Chen Jing, Jiang Yitao, Yang Keen, Ye Xiuqin, Cui Chen, Shi Siyuan, Wu Huaiyu, Tian Hongtian, Song Di, Yao Jincao, Wang Liping, Huang Sijing, Xu Jinfeng, Xu Dong, Dong Fajin
Department of Ultrasound, Shenzhen People's Hospital (The Second Clinical School of Medicine, Jinan University; The First Affiliated Hospital of Southern University of Science and Technology), Shenzhen, Guangdong 518020, China.
Research and Development Department, Microport Prophecy, Shanghai 201203, China.
iScience. 2022 Dec 5;26(1):105692. doi: 10.1016/j.isci.2022.105692. eCollection 2023 Jan 20.

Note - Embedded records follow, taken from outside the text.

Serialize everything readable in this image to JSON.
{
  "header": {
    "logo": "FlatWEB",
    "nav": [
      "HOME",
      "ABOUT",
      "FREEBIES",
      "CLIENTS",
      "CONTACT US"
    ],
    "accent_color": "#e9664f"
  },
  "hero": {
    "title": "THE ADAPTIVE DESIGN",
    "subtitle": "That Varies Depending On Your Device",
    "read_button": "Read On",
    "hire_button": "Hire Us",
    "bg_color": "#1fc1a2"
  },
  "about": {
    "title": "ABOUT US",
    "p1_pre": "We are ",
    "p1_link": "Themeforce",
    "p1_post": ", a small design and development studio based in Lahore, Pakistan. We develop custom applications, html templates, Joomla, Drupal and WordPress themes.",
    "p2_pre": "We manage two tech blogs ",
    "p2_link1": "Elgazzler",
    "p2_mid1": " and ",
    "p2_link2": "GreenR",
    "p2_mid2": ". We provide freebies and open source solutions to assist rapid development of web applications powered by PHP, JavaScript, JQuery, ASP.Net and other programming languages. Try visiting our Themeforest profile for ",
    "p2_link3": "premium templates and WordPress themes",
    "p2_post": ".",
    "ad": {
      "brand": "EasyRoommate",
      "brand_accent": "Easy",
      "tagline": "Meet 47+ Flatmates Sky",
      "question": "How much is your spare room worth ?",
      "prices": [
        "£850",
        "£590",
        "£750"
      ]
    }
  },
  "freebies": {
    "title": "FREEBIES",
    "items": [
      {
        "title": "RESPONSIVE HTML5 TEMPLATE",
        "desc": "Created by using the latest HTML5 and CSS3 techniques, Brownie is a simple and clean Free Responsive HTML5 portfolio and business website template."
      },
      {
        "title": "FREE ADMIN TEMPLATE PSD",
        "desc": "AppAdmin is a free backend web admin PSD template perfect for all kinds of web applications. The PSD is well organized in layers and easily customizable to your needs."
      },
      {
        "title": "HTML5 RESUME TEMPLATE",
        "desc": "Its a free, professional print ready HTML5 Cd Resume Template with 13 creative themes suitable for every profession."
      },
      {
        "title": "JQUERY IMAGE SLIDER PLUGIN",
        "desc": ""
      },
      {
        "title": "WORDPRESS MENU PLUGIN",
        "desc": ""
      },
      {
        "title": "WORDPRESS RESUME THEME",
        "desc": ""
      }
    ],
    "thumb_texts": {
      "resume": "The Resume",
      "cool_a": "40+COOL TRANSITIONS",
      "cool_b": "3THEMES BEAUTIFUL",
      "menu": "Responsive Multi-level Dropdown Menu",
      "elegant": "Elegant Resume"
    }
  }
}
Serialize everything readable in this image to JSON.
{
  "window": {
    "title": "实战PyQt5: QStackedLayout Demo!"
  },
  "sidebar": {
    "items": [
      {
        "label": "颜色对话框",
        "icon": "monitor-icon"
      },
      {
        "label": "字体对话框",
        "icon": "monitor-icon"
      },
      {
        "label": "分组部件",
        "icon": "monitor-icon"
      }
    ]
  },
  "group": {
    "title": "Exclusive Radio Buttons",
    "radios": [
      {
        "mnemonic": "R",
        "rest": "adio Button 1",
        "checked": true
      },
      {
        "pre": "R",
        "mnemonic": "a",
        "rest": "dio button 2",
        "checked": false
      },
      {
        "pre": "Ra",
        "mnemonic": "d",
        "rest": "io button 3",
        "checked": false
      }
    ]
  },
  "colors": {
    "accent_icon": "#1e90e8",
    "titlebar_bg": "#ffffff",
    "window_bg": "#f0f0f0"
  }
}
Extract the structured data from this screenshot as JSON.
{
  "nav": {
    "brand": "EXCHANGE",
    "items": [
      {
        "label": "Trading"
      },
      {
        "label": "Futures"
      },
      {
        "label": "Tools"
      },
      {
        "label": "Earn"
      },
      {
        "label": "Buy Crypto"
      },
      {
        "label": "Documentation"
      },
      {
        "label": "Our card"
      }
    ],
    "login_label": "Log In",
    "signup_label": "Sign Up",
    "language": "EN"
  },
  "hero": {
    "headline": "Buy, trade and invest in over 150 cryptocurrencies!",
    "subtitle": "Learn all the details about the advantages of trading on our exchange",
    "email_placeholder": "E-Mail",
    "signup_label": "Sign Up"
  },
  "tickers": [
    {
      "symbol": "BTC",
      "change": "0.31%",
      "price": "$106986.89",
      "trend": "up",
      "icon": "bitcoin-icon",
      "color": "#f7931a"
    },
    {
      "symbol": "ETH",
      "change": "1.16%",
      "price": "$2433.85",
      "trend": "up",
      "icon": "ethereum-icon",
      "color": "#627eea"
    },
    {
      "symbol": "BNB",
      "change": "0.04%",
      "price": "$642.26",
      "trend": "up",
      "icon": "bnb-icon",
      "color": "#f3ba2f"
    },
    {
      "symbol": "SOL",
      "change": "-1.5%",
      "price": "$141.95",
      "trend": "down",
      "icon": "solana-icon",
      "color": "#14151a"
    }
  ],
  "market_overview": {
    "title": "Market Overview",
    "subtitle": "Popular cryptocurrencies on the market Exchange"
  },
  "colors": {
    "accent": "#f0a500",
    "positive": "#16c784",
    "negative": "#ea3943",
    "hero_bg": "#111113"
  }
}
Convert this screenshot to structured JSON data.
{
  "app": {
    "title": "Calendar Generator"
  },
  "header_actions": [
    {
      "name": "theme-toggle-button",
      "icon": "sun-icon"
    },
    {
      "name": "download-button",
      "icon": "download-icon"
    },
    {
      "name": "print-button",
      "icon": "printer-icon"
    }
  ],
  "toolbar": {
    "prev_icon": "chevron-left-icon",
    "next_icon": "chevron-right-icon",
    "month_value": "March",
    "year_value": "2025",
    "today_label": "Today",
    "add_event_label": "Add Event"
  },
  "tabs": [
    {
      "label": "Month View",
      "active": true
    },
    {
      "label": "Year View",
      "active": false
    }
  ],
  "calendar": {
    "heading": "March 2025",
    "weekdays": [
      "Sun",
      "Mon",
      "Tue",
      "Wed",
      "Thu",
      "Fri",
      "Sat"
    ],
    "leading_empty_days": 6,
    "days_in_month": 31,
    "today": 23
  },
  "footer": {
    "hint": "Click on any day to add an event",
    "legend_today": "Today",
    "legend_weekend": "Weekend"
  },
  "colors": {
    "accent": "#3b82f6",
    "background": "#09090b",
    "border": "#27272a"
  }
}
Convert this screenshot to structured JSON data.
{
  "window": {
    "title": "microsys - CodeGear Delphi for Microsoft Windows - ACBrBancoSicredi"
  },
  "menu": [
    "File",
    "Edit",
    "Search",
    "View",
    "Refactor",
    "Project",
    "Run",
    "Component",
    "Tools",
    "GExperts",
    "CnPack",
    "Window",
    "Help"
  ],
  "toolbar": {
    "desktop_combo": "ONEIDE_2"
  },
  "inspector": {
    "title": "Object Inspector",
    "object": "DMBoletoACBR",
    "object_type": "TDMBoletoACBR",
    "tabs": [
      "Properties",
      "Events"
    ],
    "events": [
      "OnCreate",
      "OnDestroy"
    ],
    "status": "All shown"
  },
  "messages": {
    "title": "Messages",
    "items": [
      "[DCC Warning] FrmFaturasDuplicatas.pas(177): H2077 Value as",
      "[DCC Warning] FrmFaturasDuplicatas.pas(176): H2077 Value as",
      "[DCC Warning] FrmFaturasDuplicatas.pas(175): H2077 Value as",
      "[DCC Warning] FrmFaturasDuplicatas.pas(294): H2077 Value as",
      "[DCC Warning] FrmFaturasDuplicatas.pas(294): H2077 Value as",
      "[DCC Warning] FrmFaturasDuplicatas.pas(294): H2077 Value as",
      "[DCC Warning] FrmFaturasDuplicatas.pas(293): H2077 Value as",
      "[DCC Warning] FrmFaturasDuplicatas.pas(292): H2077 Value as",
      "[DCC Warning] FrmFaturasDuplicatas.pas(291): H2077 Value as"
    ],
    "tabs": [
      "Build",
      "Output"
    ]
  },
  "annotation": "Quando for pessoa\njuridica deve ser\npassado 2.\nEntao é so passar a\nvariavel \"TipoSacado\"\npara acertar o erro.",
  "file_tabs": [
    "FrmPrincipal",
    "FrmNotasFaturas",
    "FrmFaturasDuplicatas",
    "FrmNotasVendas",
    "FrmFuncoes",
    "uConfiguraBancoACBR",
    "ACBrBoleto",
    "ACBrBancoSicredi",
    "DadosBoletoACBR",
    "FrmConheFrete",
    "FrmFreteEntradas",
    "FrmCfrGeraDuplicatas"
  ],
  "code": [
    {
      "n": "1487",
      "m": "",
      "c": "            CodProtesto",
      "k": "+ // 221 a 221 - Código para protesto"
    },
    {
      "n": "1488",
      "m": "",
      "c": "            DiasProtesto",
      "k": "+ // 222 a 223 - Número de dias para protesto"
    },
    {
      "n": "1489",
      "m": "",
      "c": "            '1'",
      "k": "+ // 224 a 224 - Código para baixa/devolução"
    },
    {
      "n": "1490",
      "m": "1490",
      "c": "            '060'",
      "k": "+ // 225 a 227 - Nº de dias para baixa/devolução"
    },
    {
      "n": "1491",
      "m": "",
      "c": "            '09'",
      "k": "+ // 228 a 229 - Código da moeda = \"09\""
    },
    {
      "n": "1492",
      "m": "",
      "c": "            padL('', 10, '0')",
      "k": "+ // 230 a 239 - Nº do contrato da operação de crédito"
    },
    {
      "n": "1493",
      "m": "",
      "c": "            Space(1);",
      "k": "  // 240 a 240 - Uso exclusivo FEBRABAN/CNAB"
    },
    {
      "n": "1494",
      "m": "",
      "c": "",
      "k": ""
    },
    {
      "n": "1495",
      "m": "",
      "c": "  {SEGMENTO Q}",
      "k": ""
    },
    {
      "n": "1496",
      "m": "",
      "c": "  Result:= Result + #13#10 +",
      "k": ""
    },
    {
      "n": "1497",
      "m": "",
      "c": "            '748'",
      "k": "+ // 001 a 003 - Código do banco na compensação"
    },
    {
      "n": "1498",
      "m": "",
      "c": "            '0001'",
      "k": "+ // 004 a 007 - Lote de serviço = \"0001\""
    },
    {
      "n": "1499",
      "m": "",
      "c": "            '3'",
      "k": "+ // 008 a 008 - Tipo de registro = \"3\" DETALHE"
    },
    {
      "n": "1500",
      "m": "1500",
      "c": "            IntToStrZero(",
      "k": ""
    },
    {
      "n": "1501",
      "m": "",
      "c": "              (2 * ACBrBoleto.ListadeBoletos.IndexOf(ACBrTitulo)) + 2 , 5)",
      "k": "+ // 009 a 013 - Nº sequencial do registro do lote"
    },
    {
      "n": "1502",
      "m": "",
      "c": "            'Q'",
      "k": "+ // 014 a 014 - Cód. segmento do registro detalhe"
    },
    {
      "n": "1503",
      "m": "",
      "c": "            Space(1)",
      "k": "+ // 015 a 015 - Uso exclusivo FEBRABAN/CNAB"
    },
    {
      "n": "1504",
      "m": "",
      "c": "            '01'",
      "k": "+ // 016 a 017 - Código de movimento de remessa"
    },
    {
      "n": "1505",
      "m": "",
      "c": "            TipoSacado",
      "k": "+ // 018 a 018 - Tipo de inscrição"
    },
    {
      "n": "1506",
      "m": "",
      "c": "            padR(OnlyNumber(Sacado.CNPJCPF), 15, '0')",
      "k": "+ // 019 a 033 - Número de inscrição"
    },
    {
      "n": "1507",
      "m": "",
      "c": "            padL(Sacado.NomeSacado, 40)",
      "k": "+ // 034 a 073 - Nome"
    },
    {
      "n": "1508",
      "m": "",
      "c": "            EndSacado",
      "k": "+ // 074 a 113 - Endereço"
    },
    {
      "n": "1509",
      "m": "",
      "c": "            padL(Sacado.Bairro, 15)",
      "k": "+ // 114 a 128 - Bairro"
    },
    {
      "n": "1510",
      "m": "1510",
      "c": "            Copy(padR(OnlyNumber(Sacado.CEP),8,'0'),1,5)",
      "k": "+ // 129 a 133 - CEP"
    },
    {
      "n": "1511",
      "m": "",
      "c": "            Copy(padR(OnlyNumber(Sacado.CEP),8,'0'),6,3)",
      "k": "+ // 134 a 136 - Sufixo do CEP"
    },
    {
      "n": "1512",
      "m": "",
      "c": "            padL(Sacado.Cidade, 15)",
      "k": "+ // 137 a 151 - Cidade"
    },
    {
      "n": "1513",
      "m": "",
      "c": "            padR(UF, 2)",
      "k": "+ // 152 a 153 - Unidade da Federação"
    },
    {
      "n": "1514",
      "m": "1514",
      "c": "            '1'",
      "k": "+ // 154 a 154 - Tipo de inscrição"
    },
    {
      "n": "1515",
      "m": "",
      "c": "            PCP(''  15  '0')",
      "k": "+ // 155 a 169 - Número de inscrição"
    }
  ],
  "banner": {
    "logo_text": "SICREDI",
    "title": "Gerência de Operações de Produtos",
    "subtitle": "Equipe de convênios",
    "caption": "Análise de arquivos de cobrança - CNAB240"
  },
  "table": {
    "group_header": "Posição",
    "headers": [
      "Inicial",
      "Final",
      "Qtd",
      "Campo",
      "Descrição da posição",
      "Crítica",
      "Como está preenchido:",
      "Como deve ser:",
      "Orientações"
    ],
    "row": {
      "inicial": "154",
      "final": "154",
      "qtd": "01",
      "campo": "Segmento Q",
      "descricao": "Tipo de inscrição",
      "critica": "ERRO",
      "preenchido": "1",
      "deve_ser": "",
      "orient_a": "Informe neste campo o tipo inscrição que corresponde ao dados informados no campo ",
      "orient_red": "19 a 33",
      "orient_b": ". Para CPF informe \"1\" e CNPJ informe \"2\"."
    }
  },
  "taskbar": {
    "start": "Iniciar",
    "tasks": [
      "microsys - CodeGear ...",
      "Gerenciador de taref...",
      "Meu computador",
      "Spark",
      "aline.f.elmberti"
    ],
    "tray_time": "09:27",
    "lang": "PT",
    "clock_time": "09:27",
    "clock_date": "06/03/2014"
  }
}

The research of AI-assisted breast diagnosis has primarily been based on static images. It is unclear whether it represents the best diagnosis image.To explore the method of capturing complementary responsible frames from breast ultrasound screening by using artificial intelligence. We used feature entropy breast network (FEBrNet) to select responsible frames from breast ultrasound screenings and compared the diagnostic performance of AI models based on FEBrNet-recommended frames, physician-selected frames, 5-frame interval-selected frames, all frames of video, as well as that of ultrasound and mammography specialists. The AUROC of AI model based on FEBrNet-recommended frames outperformed other frame set based AI models, as well as ultrasound and mammography physicians, indicating that FEBrNet can reach level of medical specialists in frame selection.FEBrNet model can extract video responsible frames for breast nodule diagnosis, whose performance is equivalent to the doctors selected responsible frames.
人工智能辅助乳腺诊断的研究主要基于静态图像。目前尚不清楚它是否代表最佳诊断图像。为了探索利用人工智能从乳腺超声筛查中捕获互补责任帧的方法。我们使用特征熵乳腺网络(FEBrNet)从乳腺超声筛查中选择责任帧,并比较了基于FEBrNet推荐帧、医生选择帧、5帧间隔选择帧、视频所有帧的人工智能模型以及超声和乳腺摄影专家的诊断性能。基于FEBrNet推荐帧的人工智能模型的受试者工作特征曲线下面积(AUROC)优于其他基于帧集的人工智能模型以及超声和乳腺摄影医生,这表明FEBrNet在帧选择方面可以达到医学专家的水平。FEBrNet模型可以提取用于乳腺结节诊断的视频责任帧,其性能与医生选择的责任帧相当。